Ее высокая спутница закрыла дверь.
– А ну брось, – прикрикнула она на Изумруд своим глубоким и довольно скрипучим голосом. – Держи свои шаловливые ручонки при себе. – В свечении поднятой ею массивной масляной лампы ее волосы казались выцветшими добела. – Не обращайте внимания на мою сестру, – добавила она. – Нами так долго пренебрегали, что иные из нас почти одичали. Ну же, Изумруд, идем. – Толкая сестру вперед себя, седая хозяйка повела меня вглубь дома.
В Торжественной и Утренней комнатах свет лампы явил мне пряничную мебель с облупившейся позолотой, покоробившиеся семейные портреты в тяжелых рамах и обои в полоску, поникшие, как связка намокших, наполовину испустивших дух воздушных шаров. У двери Кантонской комнаты хозяйка повернулась ко мне:
– Позвольте познакомить вас с моими сестрами.

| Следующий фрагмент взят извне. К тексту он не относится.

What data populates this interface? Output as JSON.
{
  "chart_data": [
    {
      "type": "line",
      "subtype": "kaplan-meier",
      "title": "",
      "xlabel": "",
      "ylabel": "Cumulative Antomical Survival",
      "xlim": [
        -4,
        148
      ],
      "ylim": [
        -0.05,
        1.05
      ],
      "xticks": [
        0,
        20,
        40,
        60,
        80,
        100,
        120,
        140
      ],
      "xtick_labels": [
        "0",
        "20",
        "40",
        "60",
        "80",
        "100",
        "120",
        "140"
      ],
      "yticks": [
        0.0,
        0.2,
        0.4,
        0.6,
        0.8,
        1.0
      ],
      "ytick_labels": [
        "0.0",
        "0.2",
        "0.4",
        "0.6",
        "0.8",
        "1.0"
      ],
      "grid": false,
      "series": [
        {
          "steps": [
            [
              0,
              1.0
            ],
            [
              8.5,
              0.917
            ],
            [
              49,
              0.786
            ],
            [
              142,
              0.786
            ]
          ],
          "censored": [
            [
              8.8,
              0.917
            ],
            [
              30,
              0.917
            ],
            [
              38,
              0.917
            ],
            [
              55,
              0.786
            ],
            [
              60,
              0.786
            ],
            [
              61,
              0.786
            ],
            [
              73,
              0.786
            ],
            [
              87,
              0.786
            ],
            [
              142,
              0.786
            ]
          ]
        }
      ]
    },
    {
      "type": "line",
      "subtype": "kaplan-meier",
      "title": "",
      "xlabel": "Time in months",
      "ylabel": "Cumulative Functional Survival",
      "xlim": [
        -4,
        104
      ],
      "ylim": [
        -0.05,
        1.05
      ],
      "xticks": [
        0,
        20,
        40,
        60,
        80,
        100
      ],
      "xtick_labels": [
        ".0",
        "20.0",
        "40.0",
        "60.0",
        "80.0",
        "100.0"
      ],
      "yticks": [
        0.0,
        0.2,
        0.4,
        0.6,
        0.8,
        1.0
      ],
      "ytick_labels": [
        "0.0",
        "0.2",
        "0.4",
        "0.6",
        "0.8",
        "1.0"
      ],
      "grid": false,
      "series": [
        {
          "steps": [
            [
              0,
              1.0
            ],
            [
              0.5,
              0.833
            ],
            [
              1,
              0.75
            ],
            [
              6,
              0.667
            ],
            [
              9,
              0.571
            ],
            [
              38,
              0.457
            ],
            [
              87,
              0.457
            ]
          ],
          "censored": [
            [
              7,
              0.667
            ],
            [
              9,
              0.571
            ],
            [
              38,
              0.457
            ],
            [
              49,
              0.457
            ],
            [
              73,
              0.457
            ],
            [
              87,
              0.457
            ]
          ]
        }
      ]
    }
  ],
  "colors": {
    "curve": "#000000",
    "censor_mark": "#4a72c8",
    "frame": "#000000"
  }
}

– Жду не дождусь, – ответила я, очень по-детски лукавя.
Леди слегка кивнула и двинулась вперед.
– Ступайте осторожно, – предупредила она. – В этом месте прогнили половицы.
Половицы в маленькой Кантонской комнате взаправду изрядно сдали, явно приютив в последние годы немало крыс. Шестеро женщин в сиянии грошовых свеч, поставленных в четыре изящных канделябра – такими они, оставшиеся, предстали моему взгляду. И теперь я могла, хоть и совершенно не хотела, взглянуть им в лица.

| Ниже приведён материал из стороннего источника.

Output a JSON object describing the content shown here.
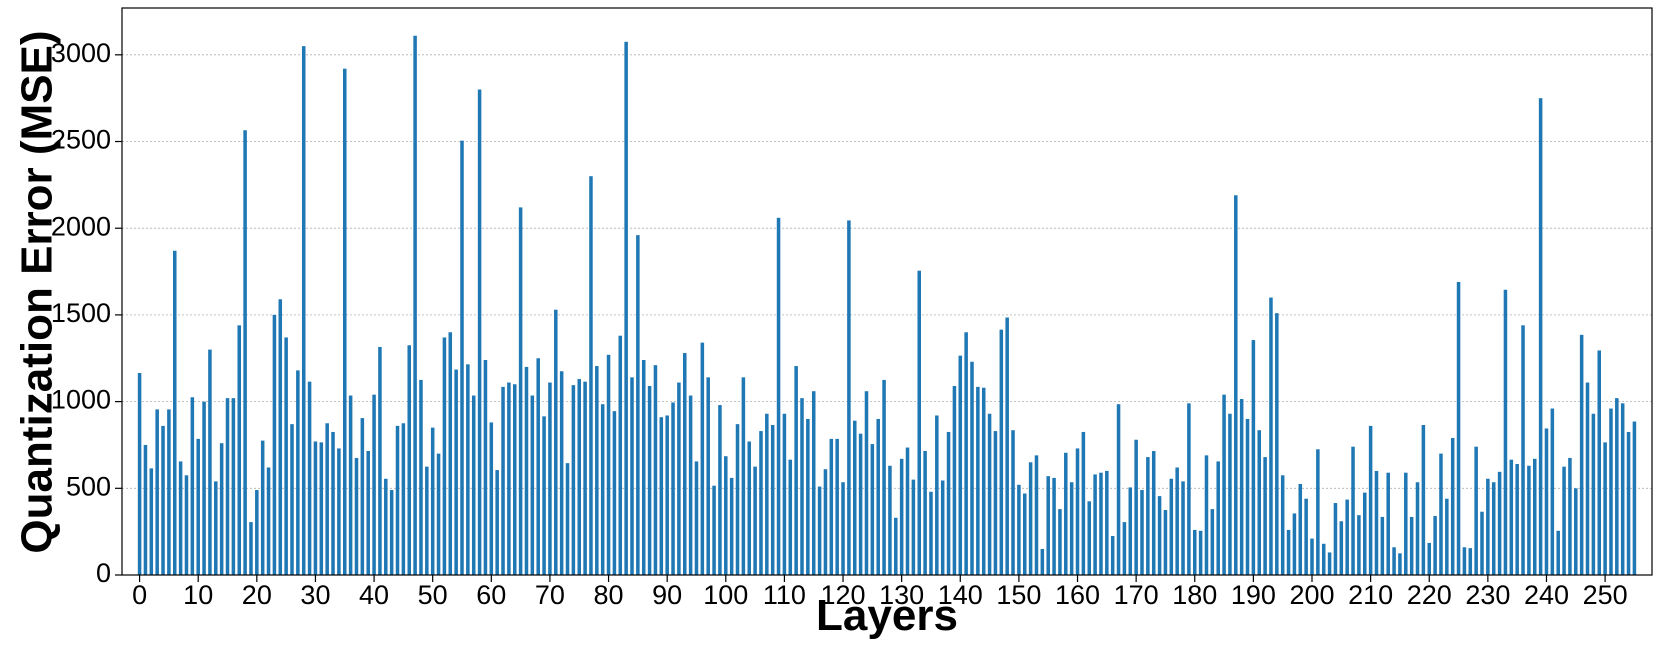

– Нас всех назвали в честь самоцветов, из которых мы родились, – произнесла леди. – Сестру Изумруд вы уже знаете. Я – Опал. А здесь, перед вами – Алмаз, Гранат, Жадеит и Хризолит. Милая старая леди – Сердолик, а красивое юное создание – Бирюза.

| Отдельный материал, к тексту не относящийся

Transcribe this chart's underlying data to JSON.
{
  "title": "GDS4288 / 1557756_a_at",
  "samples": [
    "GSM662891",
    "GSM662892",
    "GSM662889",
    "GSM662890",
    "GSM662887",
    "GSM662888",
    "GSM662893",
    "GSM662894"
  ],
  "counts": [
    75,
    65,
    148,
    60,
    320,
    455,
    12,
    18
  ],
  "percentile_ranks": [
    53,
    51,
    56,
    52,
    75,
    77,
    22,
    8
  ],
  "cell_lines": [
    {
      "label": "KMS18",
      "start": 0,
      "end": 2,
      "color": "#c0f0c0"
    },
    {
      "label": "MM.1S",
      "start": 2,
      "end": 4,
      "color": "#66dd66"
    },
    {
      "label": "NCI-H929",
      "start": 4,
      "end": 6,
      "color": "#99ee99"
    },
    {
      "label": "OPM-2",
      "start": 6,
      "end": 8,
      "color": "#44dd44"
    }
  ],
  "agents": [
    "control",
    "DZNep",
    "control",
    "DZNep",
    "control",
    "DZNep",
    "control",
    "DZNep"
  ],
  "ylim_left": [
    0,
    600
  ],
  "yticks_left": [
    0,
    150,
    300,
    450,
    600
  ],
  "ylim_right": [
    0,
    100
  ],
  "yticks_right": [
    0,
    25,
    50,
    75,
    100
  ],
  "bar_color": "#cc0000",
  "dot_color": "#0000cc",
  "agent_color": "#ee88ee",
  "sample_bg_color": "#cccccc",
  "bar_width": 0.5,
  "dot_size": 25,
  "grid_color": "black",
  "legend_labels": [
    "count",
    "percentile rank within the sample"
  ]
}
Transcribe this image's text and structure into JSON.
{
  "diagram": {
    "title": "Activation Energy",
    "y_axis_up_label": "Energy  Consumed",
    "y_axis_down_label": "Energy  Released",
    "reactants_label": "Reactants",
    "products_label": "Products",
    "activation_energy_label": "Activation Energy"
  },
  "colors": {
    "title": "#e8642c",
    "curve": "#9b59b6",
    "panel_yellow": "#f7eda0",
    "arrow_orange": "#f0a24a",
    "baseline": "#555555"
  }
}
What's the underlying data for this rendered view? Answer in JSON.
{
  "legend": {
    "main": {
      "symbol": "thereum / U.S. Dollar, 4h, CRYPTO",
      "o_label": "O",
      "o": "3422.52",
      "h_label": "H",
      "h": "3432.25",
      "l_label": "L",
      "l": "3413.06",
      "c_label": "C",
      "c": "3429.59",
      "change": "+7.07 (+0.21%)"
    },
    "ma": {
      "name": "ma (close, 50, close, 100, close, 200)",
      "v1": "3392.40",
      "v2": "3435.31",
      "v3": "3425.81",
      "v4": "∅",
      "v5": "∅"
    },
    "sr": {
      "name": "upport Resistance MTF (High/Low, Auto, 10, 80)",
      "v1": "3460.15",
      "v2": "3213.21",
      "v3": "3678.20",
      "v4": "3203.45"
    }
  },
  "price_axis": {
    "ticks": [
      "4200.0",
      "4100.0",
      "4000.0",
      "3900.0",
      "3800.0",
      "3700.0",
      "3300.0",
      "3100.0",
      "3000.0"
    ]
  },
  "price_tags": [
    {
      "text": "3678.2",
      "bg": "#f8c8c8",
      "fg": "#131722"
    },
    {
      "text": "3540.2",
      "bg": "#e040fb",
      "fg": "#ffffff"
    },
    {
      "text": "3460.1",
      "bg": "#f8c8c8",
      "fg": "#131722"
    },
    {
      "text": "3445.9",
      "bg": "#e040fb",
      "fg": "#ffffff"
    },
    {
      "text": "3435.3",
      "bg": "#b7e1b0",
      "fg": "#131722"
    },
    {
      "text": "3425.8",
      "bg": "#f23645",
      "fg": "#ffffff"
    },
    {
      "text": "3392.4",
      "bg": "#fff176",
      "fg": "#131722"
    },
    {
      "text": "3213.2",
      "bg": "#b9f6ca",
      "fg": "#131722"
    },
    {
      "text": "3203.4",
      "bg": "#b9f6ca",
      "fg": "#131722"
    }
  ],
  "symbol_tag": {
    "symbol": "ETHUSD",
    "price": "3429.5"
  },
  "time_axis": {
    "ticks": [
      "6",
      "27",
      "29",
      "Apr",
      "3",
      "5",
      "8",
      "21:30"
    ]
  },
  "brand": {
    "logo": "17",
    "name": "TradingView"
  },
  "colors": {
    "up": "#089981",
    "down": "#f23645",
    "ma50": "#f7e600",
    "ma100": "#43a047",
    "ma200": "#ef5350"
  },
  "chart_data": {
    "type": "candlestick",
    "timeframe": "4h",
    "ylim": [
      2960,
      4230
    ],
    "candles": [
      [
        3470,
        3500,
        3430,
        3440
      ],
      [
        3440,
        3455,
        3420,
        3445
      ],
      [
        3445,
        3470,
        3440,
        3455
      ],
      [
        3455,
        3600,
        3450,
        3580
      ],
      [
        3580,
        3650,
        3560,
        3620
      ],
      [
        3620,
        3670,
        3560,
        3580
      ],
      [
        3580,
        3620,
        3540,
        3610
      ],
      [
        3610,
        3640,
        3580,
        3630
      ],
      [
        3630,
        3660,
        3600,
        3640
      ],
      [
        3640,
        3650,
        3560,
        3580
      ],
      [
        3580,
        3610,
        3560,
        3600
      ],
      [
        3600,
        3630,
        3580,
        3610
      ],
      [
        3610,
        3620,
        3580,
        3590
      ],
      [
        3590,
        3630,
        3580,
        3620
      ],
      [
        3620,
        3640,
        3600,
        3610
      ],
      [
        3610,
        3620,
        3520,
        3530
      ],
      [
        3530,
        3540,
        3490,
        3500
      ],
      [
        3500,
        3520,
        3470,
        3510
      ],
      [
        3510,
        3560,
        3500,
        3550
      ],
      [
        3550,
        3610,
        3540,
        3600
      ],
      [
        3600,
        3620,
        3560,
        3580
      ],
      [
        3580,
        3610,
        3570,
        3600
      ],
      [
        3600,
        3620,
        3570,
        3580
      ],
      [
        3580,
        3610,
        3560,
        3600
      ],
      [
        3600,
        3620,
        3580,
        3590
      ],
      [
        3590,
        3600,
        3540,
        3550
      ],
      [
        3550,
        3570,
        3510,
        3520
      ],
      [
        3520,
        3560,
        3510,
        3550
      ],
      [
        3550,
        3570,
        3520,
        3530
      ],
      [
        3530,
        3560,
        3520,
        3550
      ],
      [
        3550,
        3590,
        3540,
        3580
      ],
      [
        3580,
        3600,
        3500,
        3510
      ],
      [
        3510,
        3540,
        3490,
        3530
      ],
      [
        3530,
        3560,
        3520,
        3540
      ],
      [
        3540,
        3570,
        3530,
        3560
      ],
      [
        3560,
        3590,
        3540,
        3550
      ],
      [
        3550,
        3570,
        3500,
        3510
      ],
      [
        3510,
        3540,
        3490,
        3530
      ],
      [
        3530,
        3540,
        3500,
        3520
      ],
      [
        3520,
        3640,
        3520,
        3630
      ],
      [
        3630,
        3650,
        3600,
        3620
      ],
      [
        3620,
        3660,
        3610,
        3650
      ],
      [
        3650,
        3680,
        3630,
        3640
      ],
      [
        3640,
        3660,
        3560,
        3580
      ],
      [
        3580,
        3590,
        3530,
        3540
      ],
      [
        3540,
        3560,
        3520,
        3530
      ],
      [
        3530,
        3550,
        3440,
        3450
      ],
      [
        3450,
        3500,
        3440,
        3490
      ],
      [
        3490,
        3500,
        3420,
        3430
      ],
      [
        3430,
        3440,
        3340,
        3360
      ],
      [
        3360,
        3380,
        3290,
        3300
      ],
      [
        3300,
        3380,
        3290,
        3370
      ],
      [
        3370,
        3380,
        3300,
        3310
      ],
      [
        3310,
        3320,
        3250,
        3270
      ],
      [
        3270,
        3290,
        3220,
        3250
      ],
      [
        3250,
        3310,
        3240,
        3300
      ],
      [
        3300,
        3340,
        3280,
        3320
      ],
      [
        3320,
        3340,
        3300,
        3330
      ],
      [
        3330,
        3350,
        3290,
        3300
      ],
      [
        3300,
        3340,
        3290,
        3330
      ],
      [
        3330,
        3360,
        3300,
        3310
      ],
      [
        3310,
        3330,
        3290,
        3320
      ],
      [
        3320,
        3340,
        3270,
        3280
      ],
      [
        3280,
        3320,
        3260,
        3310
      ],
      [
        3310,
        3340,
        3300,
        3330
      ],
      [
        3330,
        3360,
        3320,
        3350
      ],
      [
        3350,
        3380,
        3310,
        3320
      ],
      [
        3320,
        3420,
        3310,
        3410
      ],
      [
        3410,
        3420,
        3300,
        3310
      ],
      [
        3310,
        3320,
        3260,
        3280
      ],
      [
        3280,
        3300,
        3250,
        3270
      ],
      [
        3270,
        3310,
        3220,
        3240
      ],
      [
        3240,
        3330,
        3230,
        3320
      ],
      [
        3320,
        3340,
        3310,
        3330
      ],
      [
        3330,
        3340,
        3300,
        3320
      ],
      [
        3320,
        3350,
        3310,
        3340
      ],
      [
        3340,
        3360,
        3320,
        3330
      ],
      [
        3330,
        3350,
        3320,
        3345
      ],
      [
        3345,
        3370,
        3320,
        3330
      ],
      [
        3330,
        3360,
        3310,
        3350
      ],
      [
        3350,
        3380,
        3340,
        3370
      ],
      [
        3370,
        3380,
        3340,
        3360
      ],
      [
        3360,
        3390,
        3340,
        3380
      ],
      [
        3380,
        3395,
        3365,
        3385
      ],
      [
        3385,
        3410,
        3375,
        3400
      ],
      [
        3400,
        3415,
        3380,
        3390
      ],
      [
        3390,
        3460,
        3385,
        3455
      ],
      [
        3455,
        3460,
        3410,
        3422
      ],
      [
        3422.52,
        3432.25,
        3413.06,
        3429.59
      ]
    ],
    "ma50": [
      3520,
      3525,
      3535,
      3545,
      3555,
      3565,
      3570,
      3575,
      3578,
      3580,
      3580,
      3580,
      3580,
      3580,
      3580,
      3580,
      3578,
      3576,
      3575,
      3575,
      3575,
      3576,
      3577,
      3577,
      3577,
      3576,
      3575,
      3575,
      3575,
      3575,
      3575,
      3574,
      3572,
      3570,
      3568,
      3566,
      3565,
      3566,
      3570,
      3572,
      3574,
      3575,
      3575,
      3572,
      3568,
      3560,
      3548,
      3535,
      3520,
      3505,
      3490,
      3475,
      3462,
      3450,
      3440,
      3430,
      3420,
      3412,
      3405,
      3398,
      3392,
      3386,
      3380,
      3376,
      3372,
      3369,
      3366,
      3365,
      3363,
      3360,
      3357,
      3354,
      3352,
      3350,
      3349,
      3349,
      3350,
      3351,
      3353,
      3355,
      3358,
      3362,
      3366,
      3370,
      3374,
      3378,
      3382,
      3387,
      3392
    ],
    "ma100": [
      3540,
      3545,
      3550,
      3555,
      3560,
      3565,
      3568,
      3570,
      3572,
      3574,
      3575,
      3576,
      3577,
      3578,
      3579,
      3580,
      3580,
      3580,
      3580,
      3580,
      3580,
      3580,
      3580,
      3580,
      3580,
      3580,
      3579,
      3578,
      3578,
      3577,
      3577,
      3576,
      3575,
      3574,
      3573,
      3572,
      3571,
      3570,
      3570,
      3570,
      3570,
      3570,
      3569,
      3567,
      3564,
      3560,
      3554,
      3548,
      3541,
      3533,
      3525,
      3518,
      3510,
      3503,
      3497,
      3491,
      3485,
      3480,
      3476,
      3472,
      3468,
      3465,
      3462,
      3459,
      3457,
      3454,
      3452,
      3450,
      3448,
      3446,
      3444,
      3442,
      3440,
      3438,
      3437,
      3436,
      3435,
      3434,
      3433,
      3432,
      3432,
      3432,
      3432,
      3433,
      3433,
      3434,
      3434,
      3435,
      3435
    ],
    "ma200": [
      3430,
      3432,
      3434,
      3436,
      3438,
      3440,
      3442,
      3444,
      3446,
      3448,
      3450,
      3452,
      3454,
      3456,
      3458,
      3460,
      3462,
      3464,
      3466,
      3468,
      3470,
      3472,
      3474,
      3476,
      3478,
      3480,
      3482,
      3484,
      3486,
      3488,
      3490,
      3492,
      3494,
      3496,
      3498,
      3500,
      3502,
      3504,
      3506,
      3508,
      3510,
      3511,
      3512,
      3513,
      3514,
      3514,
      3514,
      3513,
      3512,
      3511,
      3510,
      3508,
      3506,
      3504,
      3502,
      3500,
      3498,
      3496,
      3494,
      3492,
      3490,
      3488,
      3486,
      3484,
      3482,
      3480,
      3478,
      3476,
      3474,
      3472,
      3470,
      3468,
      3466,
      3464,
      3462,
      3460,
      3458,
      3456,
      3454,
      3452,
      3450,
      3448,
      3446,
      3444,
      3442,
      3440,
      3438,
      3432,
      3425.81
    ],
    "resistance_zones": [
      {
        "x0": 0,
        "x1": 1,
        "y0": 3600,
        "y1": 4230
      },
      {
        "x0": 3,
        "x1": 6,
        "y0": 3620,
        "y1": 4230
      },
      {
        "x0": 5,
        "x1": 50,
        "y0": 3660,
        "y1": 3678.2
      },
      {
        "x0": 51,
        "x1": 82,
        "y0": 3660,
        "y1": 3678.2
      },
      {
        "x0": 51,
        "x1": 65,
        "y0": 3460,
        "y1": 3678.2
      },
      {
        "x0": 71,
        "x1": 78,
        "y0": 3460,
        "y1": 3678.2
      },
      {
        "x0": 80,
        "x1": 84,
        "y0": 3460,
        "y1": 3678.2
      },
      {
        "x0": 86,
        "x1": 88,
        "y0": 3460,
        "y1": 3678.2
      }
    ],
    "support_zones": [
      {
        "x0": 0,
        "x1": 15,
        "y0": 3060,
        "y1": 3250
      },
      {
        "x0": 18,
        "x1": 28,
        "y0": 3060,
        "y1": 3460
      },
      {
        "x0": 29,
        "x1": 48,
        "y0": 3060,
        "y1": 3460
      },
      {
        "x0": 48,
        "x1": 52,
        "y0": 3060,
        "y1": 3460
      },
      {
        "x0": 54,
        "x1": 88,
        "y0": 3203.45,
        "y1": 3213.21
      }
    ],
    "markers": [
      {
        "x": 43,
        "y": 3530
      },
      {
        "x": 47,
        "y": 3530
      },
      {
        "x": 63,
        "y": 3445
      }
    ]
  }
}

Они все разом поднялись на ноги. Во время церемонии представления эти женщины издавали странные негромкие звуки.
– Мы с Изумруд самые старшие, а Бирюза – младшенькая, само собой.
Изумруд стояла в углу передо мной, покачивая своей крашеной рыжей головой. В Длинной гостиной царил полный упадок. Паутина поблескивала в луче лампы, как стальная филигрань, и сестры, казалось, восседали в коконах из нее, на подушках из паутинки.
– Есть еще одна сестра, Топаз. Но она занята писательством.
– Ведет все наши дневники, – добавила Изумруд.
– Пишет летопись, – сказала Опал.
Повисла неловкая пауза.
– Давайте присядем, – сказала моя хозяйка. – Давайте поприветствуем нашу гостью.
Тихонько поскрипывая сочленениями, шесть дам опустились на свои прежние места. Изумруд и Опал остались стоять.
– Садись, Изумруд. Наша гостья займет мое кресло, ибо оно – самое лучшее.
– Не стоит, – воспротивилась я. – Я у вас долго не пробуду, простите. Уйду, как только этот дождь перестанет лить, – слабым голосом объяснила я.
– Я настаиваю, – твердо сказала леди-хозяйка.
Я уставилась на стул, куда она указывала. Обивка лопнула и прогнила, деревянные планки побелели и крошились, готовясь вскорости превратиться в ничто. Все остальные не сводили с меня своих круглых, отстраненных глаз.
– Нет, в самом деле, – сказала я, – спасибо, это очень мило с вашей стороны, но… мне нужно идти. – И все же окрестный лес и темное болото за ним, смутно видневшиеся вдали, едва ли пугали меньше, чем дом и его обитатели.